There are phrases that, even while pretending to defend the Church, end up saying exactly what they shouldn’t. And this is one of those cases.
A viral tweet attributes the following statement to a priest: «Catholics are the only institution that will outlast the State, the Masons, or the PSOE.» The phrase is forceful, combative, effective on social media… and theologically incorrect. The problem is simple: Catholics are not an institution.
The institution is the Church.
And it’s not a minor nuance, nor an academic subtlety, nor a scholastic quirk. It’s an essential difference, and forgetting it means unwittingly buying into the same conceptual framework used by those who reduce the Church to an NGO, a lobby, or just another political actor.
What the priest says (and says well)
If one listens to the full audio, the priest does not fall into that error. He speaks of the Church’s endurance, its historical continuity in the face of regimes, ideologies, and passing powers. Nothing new under the sun: just open the Gospel or review two thousand years of history to see that empires, parties, and systems come and go; the Church remains.
That is correct. That is Catholic. That is doctrine.
The problem arises when someone decides to tweak the phrase for Twitter and ends up making it worse for theology.
The tweet’s slip-up: when language betrays the substance
Saying that «Catholics are an institution» is not a mere rhetorical imprecision. It assumes a deeply modern and sociological logic, where the Church dissolves into a mass of self-defined individuals, organized as an identity collective against other collectives.
But the Church is not the sum of Catholics, nor a civil association with a membership card. It is a divine institution, founded by Christ, with structure, sacraments, hierarchy, and objective continuity independent of the moral quality, number, or fervor of its members.
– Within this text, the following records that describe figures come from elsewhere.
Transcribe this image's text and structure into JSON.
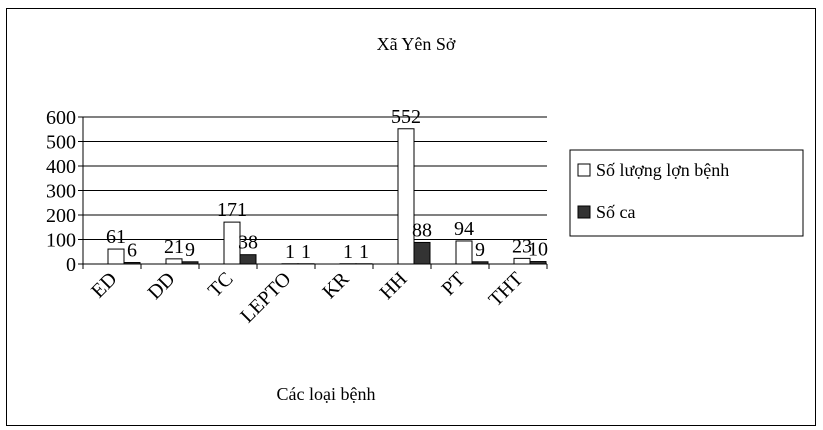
{
  "chart_data": {
    "type": "bar",
    "title": "Xã Yên Sở",
    "xlabel": "Các loại bệnh",
    "ylabel": "",
    "categories": [
      "ED",
      "DD",
      "TC",
      "LEPTO",
      "KR",
      "HH",
      "PT",
      "THT"
    ],
    "series": [
      {
        "name": "Số lượng lợn bệnh",
        "values": [
          61,
          21,
          171,
          1,
          1,
          552,
          94,
          23
        ],
        "color": "#ffffff"
      },
      {
        "name": "Số ca",
        "values": [
          6,
          9,
          38,
          1,
          1,
          88,
          9,
          10
        ],
        "color": "#333333"
      }
    ],
    "ylim": [
      0,
      600
    ],
    "yticks": [
      0,
      100,
      200,
      300,
      400,
      500,
      600
    ],
    "grid": true,
    "legend": "right"
  }
}
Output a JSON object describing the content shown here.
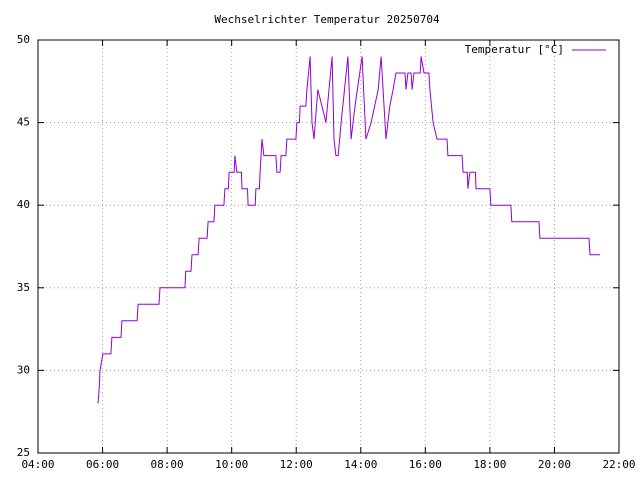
{
  "chart_data": {
    "type": "line",
    "title": "Wechselrichter Temperatur 20250704",
    "x": [
      5.86,
      5.9,
      5.92,
      6.01,
      6.26,
      6.29,
      6.57,
      6.6,
      7.07,
      7.1,
      7.75,
      7.78,
      8.55,
      8.58,
      8.74,
      8.77,
      8.96,
      8.99,
      9.24,
      9.27,
      9.45,
      9.48,
      9.76,
      9.79,
      9.9,
      9.92,
      10.08,
      10.1,
      10.16,
      10.3,
      10.32,
      10.49,
      10.51,
      10.73,
      10.75,
      10.86,
      10.88,
      10.94,
      11.0,
      11.37,
      11.4,
      11.5,
      11.53,
      11.68,
      11.71,
      11.99,
      12.02,
      12.1,
      12.12,
      12.3,
      12.33,
      12.43,
      12.49,
      12.55,
      12.67,
      12.8,
      12.92,
      13.11,
      13.17,
      13.23,
      13.3,
      13.39,
      13.6,
      13.7,
      13.82,
      14.04,
      14.16,
      14.32,
      14.54,
      14.63,
      14.78,
      14.9,
      15.0,
      15.09,
      15.37,
      15.4,
      15.46,
      15.56,
      15.59,
      15.65,
      15.84,
      15.87,
      15.96,
      16.11,
      16.14,
      16.24,
      16.36,
      16.67,
      16.7,
      17.14,
      17.17,
      17.3,
      17.32,
      17.38,
      17.55,
      17.57,
      18.0,
      18.03,
      18.65,
      18.68,
      19.52,
      19.55,
      21.07,
      21.1,
      21.41
    ],
    "series": [
      {
        "name": "Temperatur [°C]",
        "color": "#9400d3",
        "values": [
          28,
          29,
          30,
          31,
          31,
          32,
          32,
          33,
          33,
          34,
          34,
          35,
          35,
          36,
          36,
          37,
          37,
          38,
          38,
          39,
          39,
          40,
          40,
          41,
          41,
          42,
          42,
          43,
          42,
          42,
          41,
          41,
          40,
          40,
          41,
          41,
          42,
          44,
          43,
          43,
          42,
          42,
          43,
          43,
          44,
          44,
          45,
          45,
          46,
          46,
          47,
          49,
          45,
          44,
          47,
          46,
          45,
          49,
          44,
          43,
          43,
          45,
          49,
          44,
          46,
          49,
          44,
          45,
          47,
          49,
          44,
          46,
          47,
          48,
          48,
          47,
          48,
          48,
          47,
          48,
          48,
          49,
          48,
          48,
          47,
          45,
          44,
          44,
          43,
          43,
          42,
          42,
          41,
          42,
          42,
          41,
          41,
          40,
          40,
          39,
          39,
          38,
          38,
          37,
          37
        ]
      }
    ],
    "xlim": [
      4,
      22
    ],
    "xticks": [
      {
        "value": 4,
        "label": "04:00"
      },
      {
        "value": 6,
        "label": "06:00"
      },
      {
        "value": 8,
        "label": "08:00"
      },
      {
        "value": 10,
        "label": "10:00"
      },
      {
        "value": 12,
        "label": "12:00"
      },
      {
        "value": 14,
        "label": "14:00"
      },
      {
        "value": 16,
        "label": "16:00"
      },
      {
        "value": 18,
        "label": "18:00"
      },
      {
        "value": 20,
        "label": "20:00"
      },
      {
        "value": 22,
        "label": "22:00"
      }
    ],
    "ylim": [
      25,
      50
    ],
    "yticks": [
      25,
      30,
      35,
      40,
      45,
      50
    ],
    "grid": true,
    "legend": "top-right"
  }
}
Catholics pass away. The Church endures.
We die. The Church continues.
We fail. The Church remains holy.
Confusing this does not strengthen the message: it weakens it.
When the mental framework is that of the adversary
Paradoxically, getting it wrong ends up aligning more closely with progressive discourse than with Catholic discourse. Because it is ecclesiastical progressivism that insists that «we are all the Church,» understood not as the Mystical Body of Christ, but as a horizontal assembly, mutable, hostage to the sociological consensus of the moment.
No: the Church is not «us.» We are within the Church, by grace, not by appropriation.
And precisely for that reason, the Church will outlast the PSOE, Freemasonry, and any State, not because Catholics are numerous, strong, or combative, but because Christ has promised that the gates of hell will not prevail against it. Period.
Defending well what is true
The priest says something true. The tweet spoils it. And precisely because the substance is good, it’s worth not letting a poor formulation tarnish it.
In times of doctrinal confusion, language matters. A lot.
Especially when speaking of the Church.
Because we are not an institution.
And precisely for that reason, we belong to one that will never pass away.